With my dad, we also did what we called “restarting” whenever he had trouble remembering or processing something. When he’d get stuck, we’d say, “Close your eyes. Now open them.” We repeated that three times. It was like a reset button. Usually, this process was effective because closing his eyes would relax him and let him acknowledge that it was OK to be stuck for a moment. When he said he forgot how to go to the bathroom, we’d try this process and after, he’d get up and go.

I also tried to keep my emotions in check around my dad. I learned that I couldn’t raise my voice whenever I was happy or sad. You have to be careful because loud noises startle someone with LBD and can trigger a memory lapse. A lot of times, I sat outside in my truck and had a meltdown because I couldn’t bring those emotions inside. Releasing my emotions was important so that I didn’t disturb my dad, who needed me to be stable. Even though it was hard to monitor myself, I never blamed him and always tried to remember that it wasn’t his fault that he was sick. My dad often said he felt as if he was hovering about his body and seeing it do things he knew he shouldn’t do. LBD is different from other forms of dementia, because someone with LBD knows something’s wrong with their mind and they can’t stop it. That must be terrifying and frustrating.
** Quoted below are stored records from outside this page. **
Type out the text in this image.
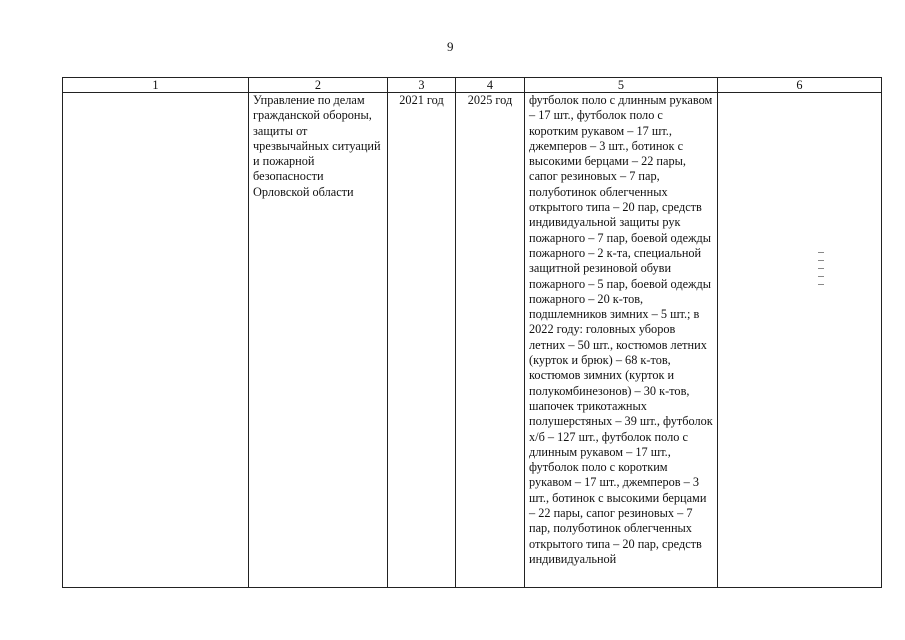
9
1	2	3	4	5	6
	Управление по делам гражданской обороны, защиты от чрезвычайных ситуаций и пожарной безопасности Орловской области	2021 год	2025 год	футболок поло с длинным рукавом – 17 шт., футболок поло с коротким рукавом – 17 шт., джемперов – 3 шт., ботинок с высокими берцами – 22 пары, сапог резиновых – 7 пар, полуботинок облегченных открытого типа – 20 пар, средств индивидуальной защиты рук пожарного – 7 пар, боевой одежды пожарного – 2 к-та, специальной защитной резиновой обуви пожарного – 5 пар, боевой одежды пожарного – 20 к-тов, подшлемников зимних – 5 шт.; в 2022 году: головных уборов летних – 50 шт., костюмов летних (курток и брюк) – 68 к-тов, костюмов зимних (курток и полукомбинезонов) – 30 к-тов, шапочек трикотажных полушерстяных – 39 шт., футболок х/б – 127 шт., футболок поло с длинным рукавом – 17 шт., футболок поло с коротким рукавом – 17 шт., джемперов – 3 шт., ботинок с высокими берцами – 22 пары, сапог резиновых – 7 пар, полуботинок облегченных открытого типа – 20 пар, средств индивидуальной	
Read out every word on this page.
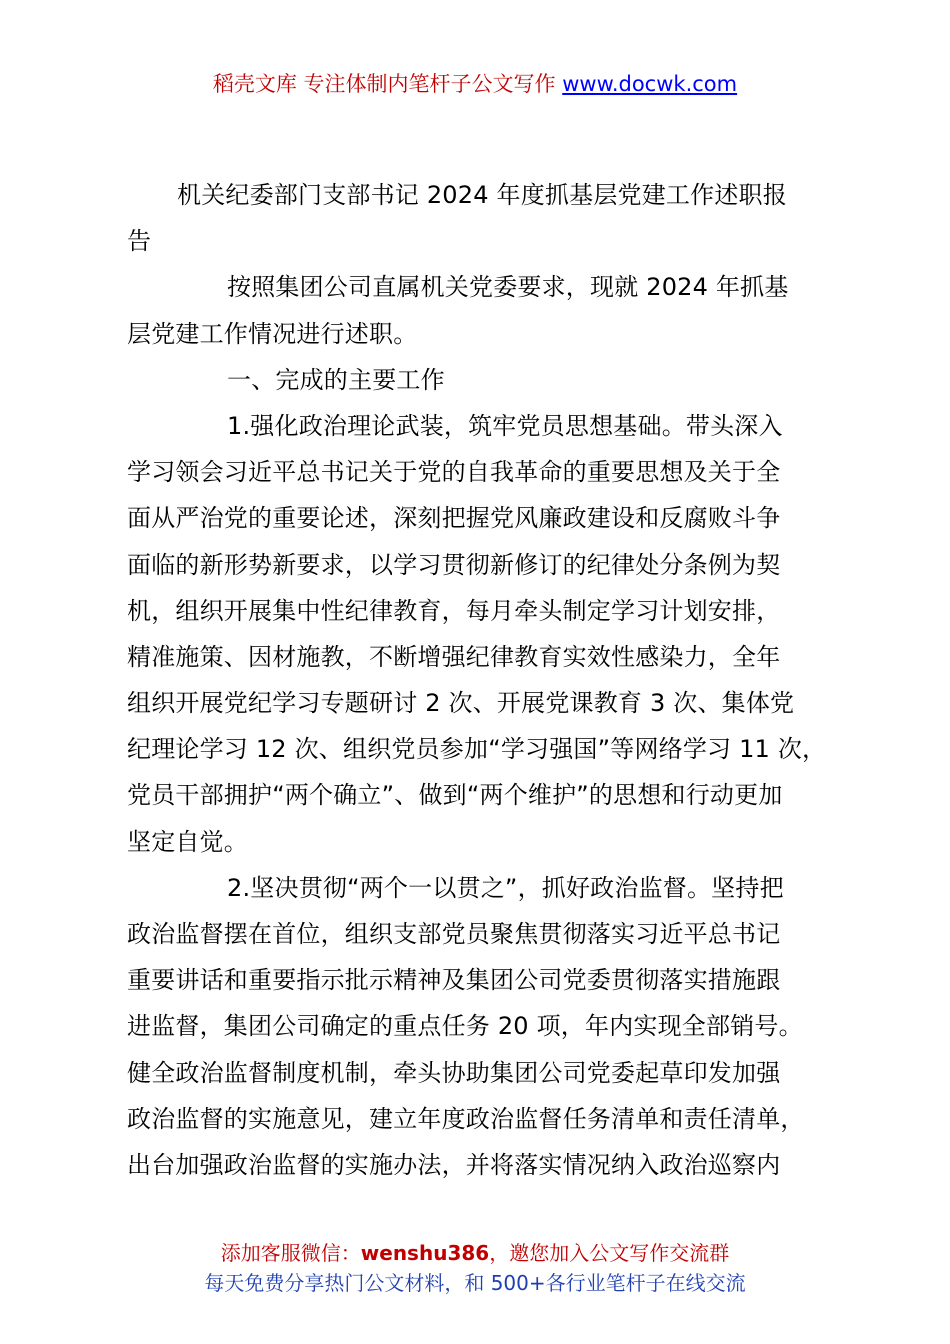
稻壳文库 专注体制内笔杆子公文写作 www.docwk.com
机关纪委部门支部书记 2024 年度抓基层党建工作述职报
告
按照集团公司直属机关党委要求，现就 2024 年抓基
层党建工作情况进行述职。
一、完成的主要工作
1.强化政治理论武装，筑牢党员思想基础。带头深入
学习领会习近平总书记关于党的自我革命的重要思想及关于全
面从严治党的重要论述，深刻把握党风廉政建设和反腐败斗争
面临的新形势新要求，以学习贯彻新修订的纪律处分条例为契
机，组织开展集中性纪律教育，每月牵头制定学习计划安排，
精准施策、因材施教，不断增强纪律教育实效性感染力，全年
组织开展党纪学习专题研讨 2 次、开展党课教育 3 次、集体党
纪理论学习 12 次、组织党员参加“学习强国”等网络学习 11 次，
党员干部拥护“两个确立”、做到“两个维护”的思想和行动更加
坚定自觉。
2.坚决贯彻“两个一以贯之”，抓好政治监督。坚持把
政治监督摆在首位，组织支部党员聚焦贯彻落实习近平总书记
重要讲话和重要指示批示精神及集团公司党委贯彻落实措施跟
进监督，集团公司确定的重点任务 20 项，年内实现全部销号。
健全政治监督制度机制，牵头协助集团公司党委起草印发加强
政治监督的实施意见，建立年度政治监督任务清单和责任清单，
出台加强政治监督的实施办法，并将落实情况纳入政治巡察内
添加客服微信：wenshu386，邀您加入公文写作交流群
每天免费分享热门公文材料，和 500+各行业笔杆子在线交流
It’s important to have a support group, even if it’s online. That way, you can talk about your frustration or grief with someone on the outside and get a cyber high five or hug. Just like my dad, I learned that it was helpful for me as a caregiver to have a reset button. We started a Facebook group to connect with other families. At first, we were surprised by how many people with LBD joined our Facebook group. We learned that they still want to feel loved, as if they’re contributing to society and that they’re not a burden. After my dad passed away, we let the group stand idle for a little while because we were still so full of emotions. One day, I started talking about things my dad used to do and other people started posting questions. Now, it’s sad when someone leaves our group because we become attached, but that usually means that their loved one or they passed on. I know my dad would’ve wanted us to help others, so I’m glad we’re keeping the group going in his honor.

Shortly before my dad died, we opened a family-run bakery. It took us 18 months to build the bakery. My dad wanted to stay alive long enough to see it open. He got a chance to attend our grand opening, but that was the last time he was at the shop. After that, the fight started leaving him. It was almost as if he thought he didn’t need to be here anymore because he saw that everything was OK.